In the southern latitudes next to Antarctica, the average frequency is smaller (larger) than the annual cycle in summer (winter). This is likely due to the existence of sea ice during winter that isolates the atmosphere from the ocean (acting as a buffer for air–sea interaction), thus allowing faster SAT fluctuations. In the midlatitude ocean, the air–sea contrast is larger in winter than in summertime, and SST gradients are larger. Moreover, the atmosphere is more active, thus allowing faster changes in SAT fluctuations and more day-to-day variability. In the tropics, SST is high during summer, particularly off the equator, which is able to induce stronger convection leading to higher frequency in air temperature variability. Over continental areas, northern India presents the region with smallest average frequency during summer, with a value lower than the annual cycle. This is likely related to the development of the convection associated with the Indian monsoon, which induces maximum rainfall amounts over that region. However, it is unclear why convection would diminish the average frequency instead of increasing it, as is the case over the tropical oceans. Further understanding is left for future studies.
5. Conclusions
We have applied Hilbert instantaneous frequency analysis to daily SAT time series recorded over a regular grid of locations covering the Earth surface. We have found that the maps of average frequency uncover well defined large-scale patterns. In the extra-tropics, the average frequency generally corresponds to the expected one-year period of solar forcing, while the tropics generally display a faster behaviour. The results were interpreted as being due to the fact that in the tropics the amplitude of the annual oscillation is small with respect to oscillations induced by other climatological processes. Coherent structures were also found in the maps of the standard deviation of frequency fluctuations, which tend to be located over regions of strong annual precipitation. The main differences between summer and winter frequency behaviour were found in the extra-tropics, where the average frequency and the standard deviation tend to be higher during winters.

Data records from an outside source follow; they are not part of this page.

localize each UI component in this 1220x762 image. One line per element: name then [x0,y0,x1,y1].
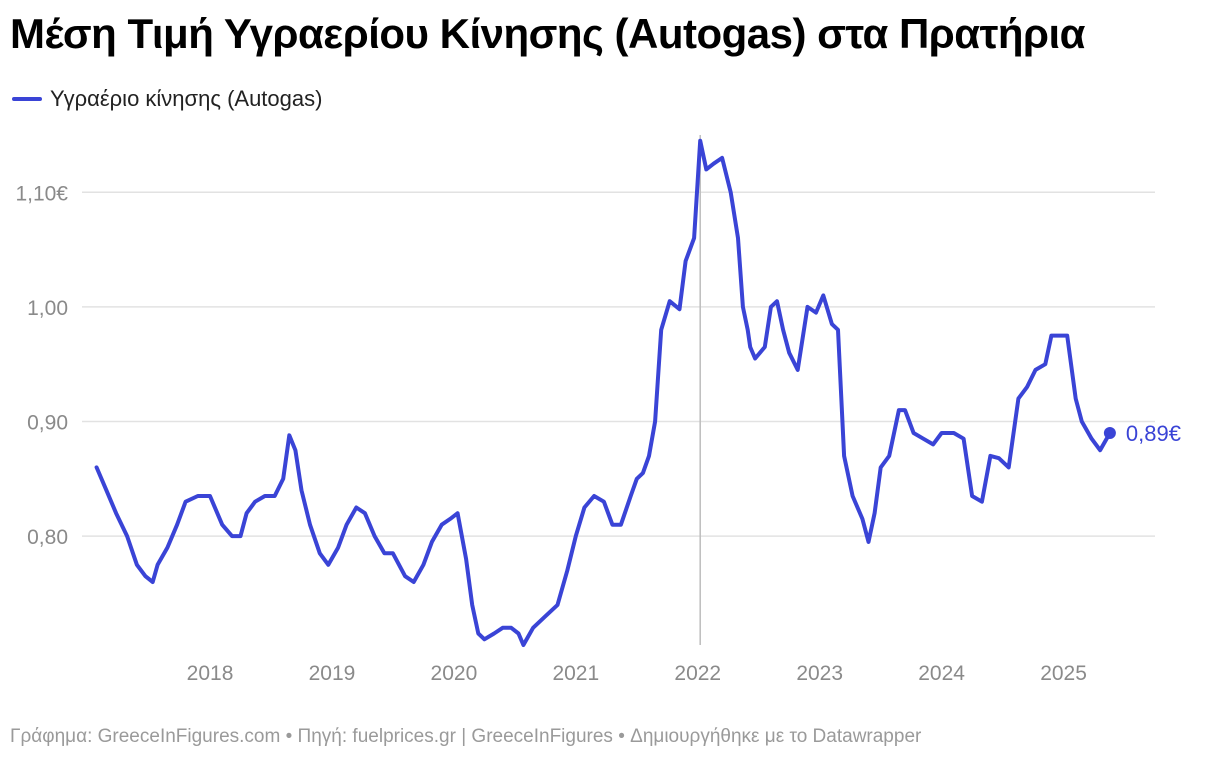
end-value-label: 0,89€ [1126,421,1181,446]
legend-swatch [12,97,42,101]
line-chart: 0,800,901,001,10€ 2018 2019 2020 2021 2022 20… [15,135,1181,685]
source-footer: Γράφημα: GreeceInFigures.com • Πηγή: fue… [10,726,922,747]
x-tick-label: 2024 [918,662,965,685]
x-axis: 2018 2019 2020 2021 2022 2023 2024 2025 [187,662,1087,685]
x-tick-label: 2019 [309,662,356,685]
y-tick-label: 0,80 [27,526,68,549]
x-tick-label: 2018 [187,662,234,685]
chart-title: Μέση Τιμή Υγραερίου Κίνησης (Autogas) στ… [10,10,1085,57]
gridlines [82,191,1155,537]
x-tick-label: 2023 [796,662,843,685]
legend: Υγραέριο κίνησης (Autogas) [12,86,322,112]
end-point-marker [1103,426,1116,439]
y-tick-label: 1,10€ [15,182,68,205]
y-tick-label: 1,00 [27,297,68,320]
y-axis: 0,80 0,90 1,00 1,10€ [15,182,68,549]
x-tick-label: 2020 [431,662,478,685]
x-tick-label: 2021 [552,662,599,685]
x-tick-label: 2025 [1040,662,1087,685]
series-line-autogas [94,138,1112,647]
legend-label: Υγραέριο κίνησης (Autogas) [50,86,323,111]
x-tick-label: 2022 [674,662,721,685]
y-tick-label: 0,90 [27,412,68,435]
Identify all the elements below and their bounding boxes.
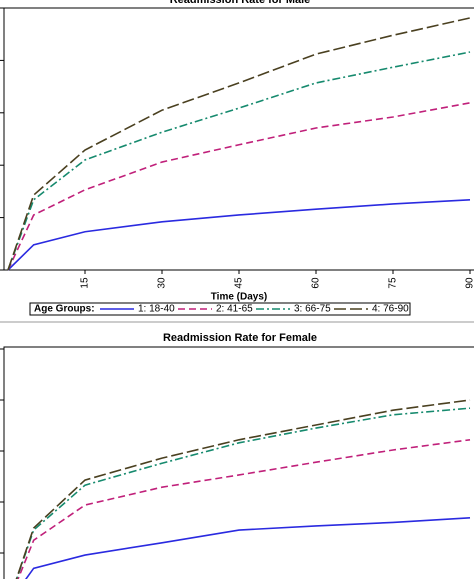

In general, the time series of instantaneous frequency displays large fluctuations (either when geographical site is a regular site with the average frequency corresponding to one cycle per year, or when geographical site is an “irregular” site that displays a faster frequency dynamics). While such large frequency fluctuations are often considered artifacts that can be removed by appropriated filtering, in the case of the SAT daily data analyzed here, the large frequency fluctuations indeed contain meaningful information about large-scale climate phenomena. Thus, our results indicate that Hilbert analysis can be a valuable tool to gain information about the dynamics of other climatological variables, and about interactions between climatological variables (e.g., SAT and SST).
A possibility of future work is to use the time series of instantaneous frequencies to construct a climate network and then compare it with the network constructed with other approaches (such as building from SAT anomalies) [
16,
17,
18,
19,
20]. Additionally, it will be interesting to explore the potential of Hilbert analysis for identifying signatures of climate change in variations of the statistical properties of frequency time series.